Truman by David McCullough
"Read it in my mid 40’s. Came to appreciate what an underrated President he was. Wish we had more politicians like him today. He was incredibly fiscally responsible and concerned about social welfare."
Last Men Out: The True Story of America's Heroic Final Hours in Vietnam by Bob Drury and Tom Clavin
"A true historical account of the last few men remaining at the embassy in Saigon 1975 and how they destroyed important papers on the roof and got all US personnel out. I was 33 or so when it came out."

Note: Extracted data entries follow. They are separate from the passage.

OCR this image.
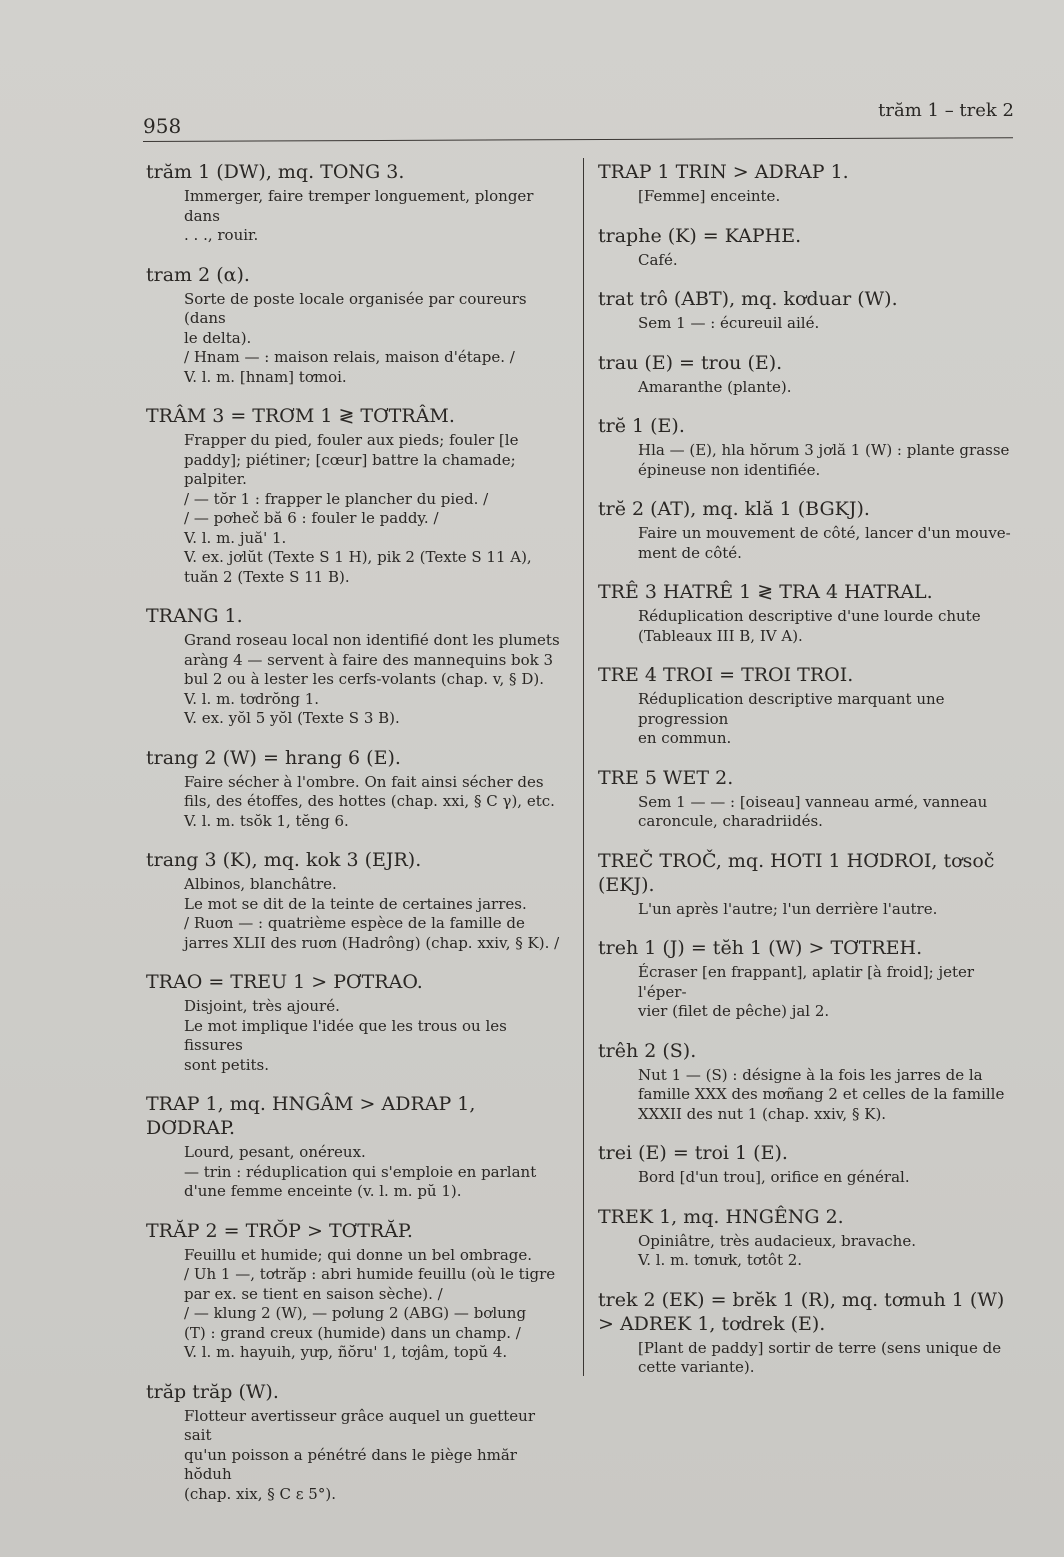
958
trăm 1 – trek 2
trăm 1 (DW), mq. TONG 3.
Immerger, faire tremper longuement, plonger dans
. . ., rouir.
tram 2 (α).
Sorte de poste locale organisée par coureurs (dans
le delta).
/ Hnam — : maison relais, maison d'étape. /
V. l. m. [hnam] tơmoi.
TRÂM 3 = TRƠM 1 ≷ TƠTRÂM.
Frapper du pied, fouler aux pieds; fouler [le
paddy]; piétiner; [cœur] battre la chamade; palpiter.
/ — tŏr 1 : frapper le plancher du pied. /
/ — pơheč bă 6 : fouler le paddy. /
V. l. m. juă' 1.
V. ex. jơlŭt (Texte S 1 H), pik 2 (Texte S 11 A),
tuăn 2 (Texte S 11 B).
TRANG 1.
Grand roseau local non identifié dont les plumets
aràng 4 — servent à faire des mannequins bok 3
bul 2 ou à lester les cerfs-volants (chap. v, § D).
V. l. m. tơdrŏng 1.
V. ex. yŏl 5 yŏl (Texte S 3 B).
trang 2 (W) = hrang 6 (E).
Faire sécher à l'ombre. On fait ainsi sécher des
fils, des étoffes, des hottes (chap. xxi, § C γ), etc.
V. l. m. tsŏk 1, tĕng 6.
trang 3 (K), mq. kok 3 (EJR).
Albinos, blanchâtre.
Le mot se dit de la teinte de certaines jarres.
/ Ruơn — : quatrième espèce de la famille de
jarres XLII des ruơn (Hadrông) (chap. xxiv, § K). /
TRAO = TREU 1 > PƠTRAO.
Disjoint, très ajouré.
Le mot implique l'idée que les trous ou les fissures
sont petits.
TRAP 1, mq. HNGÂM > ADRAP 1,
DƠDRAP.
Lourd, pesant, onéreux.
— trin : réduplication qui s'emploie en parlant
d'une femme enceinte (v. l. m. pŭ 1).
TRĂP 2 = TRŎP > TƠTRĂP.
Feuillu et humide; qui donne un bel ombrage.
/ Uh 1 —, tơtrăp : abri humide feuillu (où le tigre
par ex. se tient en saison sèche). /
/ — klung 2 (W), — pơlung 2 (ABG) — bơlung
(T) : grand creux (humide) dans un champ. /
V. l. m. hayuih, yưp, ñŏru' 1, tơjâm, topŭ 4.
trăp trăp (W).
Flotteur avertisseur grâce auquel un guetteur sait
qu'un poisson a pénétré dans le piège hmăr hŏduh
(chap. xix, § C ε 5°).
TRAP 1 TRIN > ADRAP 1.
[Femme] enceinte.
traphe (K) = KAPHE.
Café.
trat trô (ABT), mq. kơduar (W).
Sem 1 — : écureuil ailé.
trau (E) = trou (E).
Amaranthe (plante).
trĕ 1 (E).
Hla — (E), hla hŏrum 3 jơlă 1 (W) : plante grasse
épineuse non identifiée.
trĕ 2 (AT), mq. klă 1 (BGKJ).
Faire un mouvement de côté, lancer d'un mouve-
ment de côté.
TRÊ 3 HATRÊ 1 ≷ TRA 4 HATRAL.
Réduplication descriptive d'une lourde chute
(Tableaux III B, IV A).
TRE 4 TROI = TROI TROI.
Réduplication descriptive marquant une progression
en commun.
TRE 5 WET 2.
Sem 1 — — : [oiseau] vanneau armé, vanneau
caroncule, charadriidés.
TREČ TROČ, mq. HOTI 1 HƠDROI, tơsoč
(EKJ).
L'un après l'autre; l'un derrière l'autre.
treh 1 (J) = tĕh 1 (W) > TƠTREH.
Écraser [en frappant], aplatir [à froid]; jeter l'éper-
vier (filet de pêche) jal 2.
trêh 2 (S).
Nut 1 — (S) : désigne à la fois les jarres de la
famille XXX des mơñang 2 et celles de la famille
XXXII des nut 1 (chap. xxiv, § K).
trei (E) = troi 1 (E).
Bord [d'un trou], orifice en général.
TREK 1, mq. HNGÊNG 2.
Opiniâtre, très audacieux, bravache.
V. l. m. tơnưk, tơtôt 2.
trek 2 (EK) = brĕk 1 (R), mq. tơmuh 1 (W)
> ADREK 1, tơdrek (E).
[Plant de paddy] sortir de terre (sens unique de
cette variante).
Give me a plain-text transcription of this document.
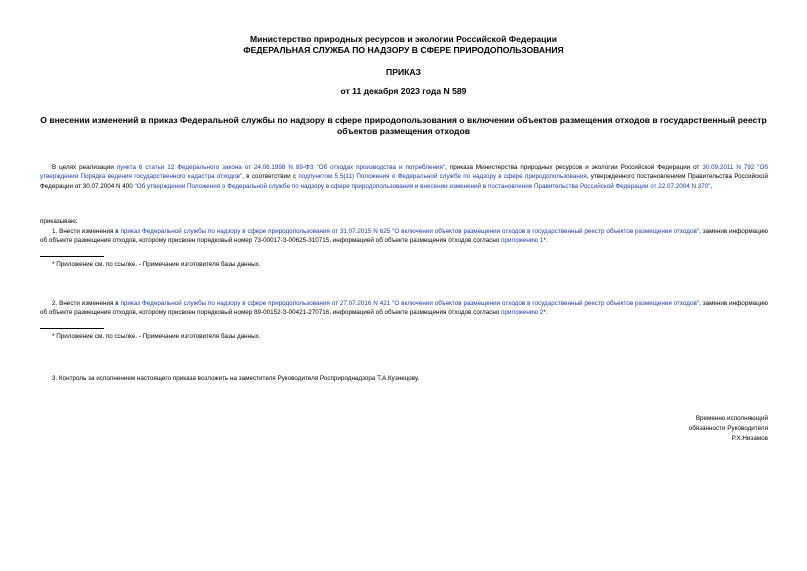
Министерство природных ресурсов и экологии Российской Федерации
ФЕДЕРАЛЬНАЯ СЛУЖБА ПО НАДЗОРУ В СФЕРЕ ПРИРОДОПОЛЬЗОВАНИЯ
ПРИКАЗ
от 11 декабря 2023 года N 589
О внесении изменений в приказ Федеральной службы по надзору в сфере природопользования о включении объектов размещения отходов в государственный реестр объектов размещения отходов
В целях реализации пункта 6 статьи 12 Федерального закона от 24.06.1998 N 89-ФЗ "Об отходах производства и потребления", приказа Министерства природных ресурсов и экологии Российской Федерации от 30.09.2011 N 792 "Об утверждении Порядка ведения государственного кадастра отходов", в соответствии с подпунктом 5.5(11) Положения о Федеральной службе по надзору в сфере природопользования, утвержденного постановлением Правительства Российской Федерации от 30.07.2004 N 400 "Об утверждении Положения о Федеральной службе по надзору в сфере природопользования и внесении изменений в постановление Правительства Российской Федерации от 22.07.2004 N 370",
приказываю:
1. Внести изменения в приказ Федеральной службы по надзору в сфере природопользования от 31.07.2015 N 625 "О включении объектов размещения отходов в государственный реестр объектов размещения отходов", заменив информацию об объекте размещения отходов, которому присвоен порядковый номер 73-00017-З-00625-310715, информацией об объекте размещения отходов согласно приложению 1*.
* Приложение см. по ссылке. - Примечание изготовителя базы данных.
2. Внести изменения в приказ Федеральной службы по надзору в сфере природопользования от 27.07.2016 N 421 "О включении объектов размещения отходов в государственный реестр объектов размещения отходов", заменив информацию об объекте размещения отходов, которому присвоен порядковый номер 89-00152-З-00421-270716, информацией об объекте размещения отходов согласно приложению 2*.
* Приложение см. по ссылке. - Примечание изготовителя базы данных.
3. Контроль за исполнением настоящего приказа возложить на заместителя Руководителя Росприроднадзора Т.А.Кузнецову.
Временно исполняющий
обязанности Руководителя
Р.Х.Низамов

Roots: The Saga of an American Family by Alex Haley
"I read it in 7th grade (not as a requirement in class) and definitely gave me a deeper perspective on slavery and the early United States than we got in school."
"When I was in 6th grade (12ish years old ), my dad handed me Roots. I have been an avid reader and history buff ever since."
To Kill a Mockingbird by Harper Lee
"Read when I was 12. I know it’s fiction but it had a profound effect on me."
Books for young readers
A Child's History of the World by V. M. Hillyer
"I read it over and over from the time I could read, about 5 years old."
The Diary of a Young Girl by Anne Frank
"Read when around 11 or 12. This book inspired me to write my doctoral dissertation on the Holocaust. I'm graduating today with my Ph.D."
"Read around the same age that Anne Frank was when she wrote it. Anne Frank was an amazing young girl - wise beyond her years. She recognized the need to preserve history and knew she was living through something that had to be exposed. Her diary left a huge impact on me. We must never forget."
Little House on the Prairie books by Laura Ingalls Wilder
"I started reading them when I was nine and I've read each one several times. They had a huge effect on my young brain! They also gave me some in-depth knowledge of what life was like in the American West in the late 19th century."
A Little Princess by Frances Hodgson Burnett
"I was probably in 4th or 5th Grade. I’m still obsessed with all things British and late Victorian, and dolls. Sara Crewe and her Emily, the evil Miss Minchin, the idea of a fireplace in your room, the warm biscuits that soothed the starving orphan, and the Indian Gentleman who transformed the awful attic for the mistreated little princess. Heaven!"
Young Bess by Margaret Irwin
"Read it in the early 1950s when I was about 11 and it began my life-long love-affair with Tudor history."
Justin Morgan had a Horse by Marguerite Henry
"I was about 8-9 yrs old when I went "Justin Morgan had a Horse" by Marguerite Henry. It inspired me to not only learn more about Morgan horses (and several other breeds), but it morphed into New England and Revolutionary War history. Sounds like a fluff story, but the more I learned, the more I wanted to read."
The Chestry Oak by Kate Seredy
"One of the best books I've ever read, and FINALLY reprinted and available again after many years."
My Brother Sam Is Dead by Christopher Collier and James Lincoln Collier
"I don’t remember how old. But I’ve spent many years learning about the revolution since then."
The old Classic Comics
"These provided an amazing introduction to the great historical novels (Tale of 2 Cities and Uncle Tom's Cabin come to mind immediately) that made them approachable for young teens. My best friend's father worked for the comic printers so we had immediate access to all the new ones.) I was -- and still am -- a voracious reader of history books and historical novels."